PIX AAA Authentication Flaw ?

jameswestley · ‎02-17-2006

We have just purchased two PIX 515E units and have an issue, we are using an AAA (RADIUS) server for authentication to authenticate (Via Active Directory) user before they connect to the Internet.

The problem we are experiencing is that the PIX unit seems, Once it has authenticated, it enters in the Authenticated users area (In the PDM) the IP of the machine he / she is on. The problem is that a user can disconnect from the Internet… reboot the machine then someone else logs onto the machine and he or she will not be prompted for authentication? (We feel this is a security flaw in the PIX?)

Is there any way that we can resolve this, or is this just the way the PIX is designed to do this?
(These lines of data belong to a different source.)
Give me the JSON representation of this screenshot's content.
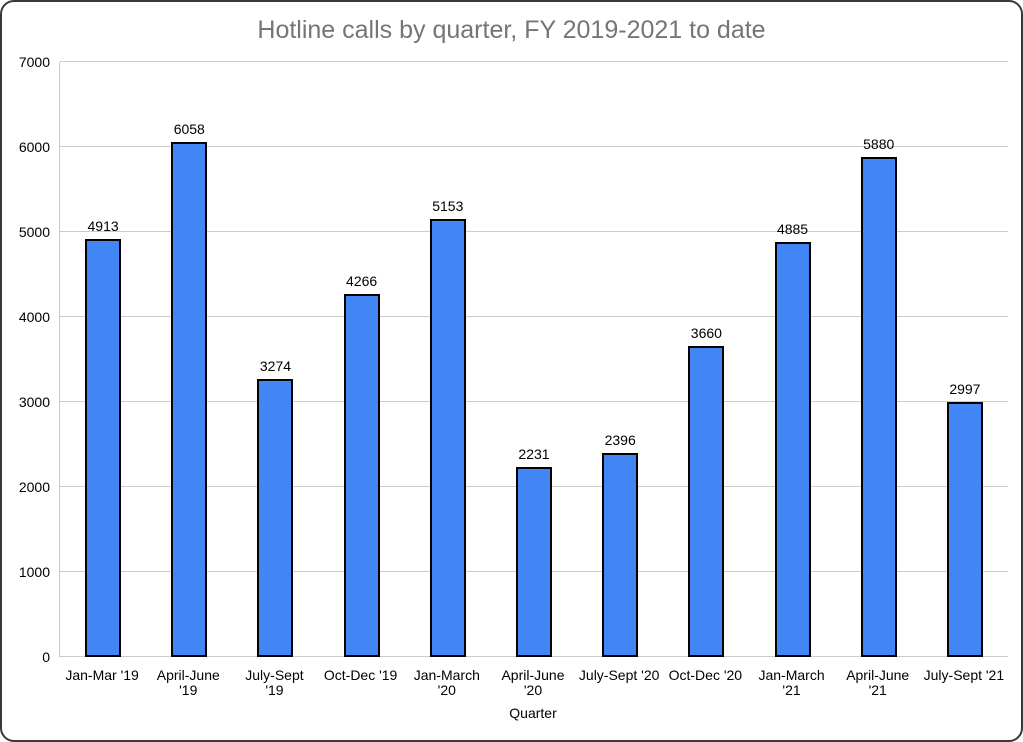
{
  "window": {
    "background": "#ffffff",
    "border_color": "#3a3a3a"
  },
  "chart_data": {
    "type": "bar",
    "title": "Hotline calls by quarter, FY 2019-2021 to date",
    "xlabel": "Quarter",
    "ylabel": "",
    "categories": [
      "Jan-Mar '19",
      "April-June '19",
      "July-Sept '19",
      "Oct-Dec '19",
      "Jan-March '20",
      "April-June '20",
      "July-Sept '20",
      "Oct-Dec '20",
      "Jan-March '21",
      "April-June '21",
      "July-Sept '21"
    ],
    "tick_labels": [
      "Jan-Mar '19",
      "April-June\n'19",
      "July-Sept\n'19",
      "Oct-Dec '19",
      "Jan-March\n'20",
      "April-June\n'20",
      "July-Sept '20",
      "Oct-Dec '20",
      "Jan-March\n'21",
      "April-June\n'21",
      "July-Sept '21"
    ],
    "values": [
      4913,
      6058,
      3274,
      4266,
      5153,
      2231,
      2396,
      3660,
      4885,
      5880,
      2997
    ],
    "y_ticks": [
      0,
      1000,
      2000,
      3000,
      4000,
      5000,
      6000,
      7000
    ],
    "ylim": [
      0,
      7000
    ],
    "ytick_step": 1000,
    "grid": true,
    "legend": "none",
    "data_labels": true,
    "bar_fill": "#4285f4",
    "bar_border": "#000000",
    "grid_color": "#cccccc",
    "title_color": "#757575"
  }
}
We feel if there is no solution to this problem that we will have top send back our units to the supplier and find a more suitable product.

mpalardy · ‎02-17-2006

Hi James,

The pix will authen client based on the incoming IP address. Initiate a "show uauth" command on the pix to verify this.

In your case I'd suggest to reduce the uauth timeout value on the PIX.

related topic

http://www.cisco.com/univercd/cc/td/doc/product/iaabu/pix/pix_sw/v_63/cmdref/tz.htm#wp1026093

HTH

Mike

jameswestley · ‎02-20-2006

Thanks for your email, Wew have set absulote to 15mins ( If we lowered it users would be prompting every * minutes whist using it) but as explained I could log of my system and someone else could log on with the 15 mins and still no authentication would be required ?

Is there any way we could authenticate via user rather then IP ?

mpalardy · ‎02-21-2006

The most simple way, is to use a proxy server that will authen client based on the rights defined in the user profile.

Otherwise you'll will have to go with PC-software client.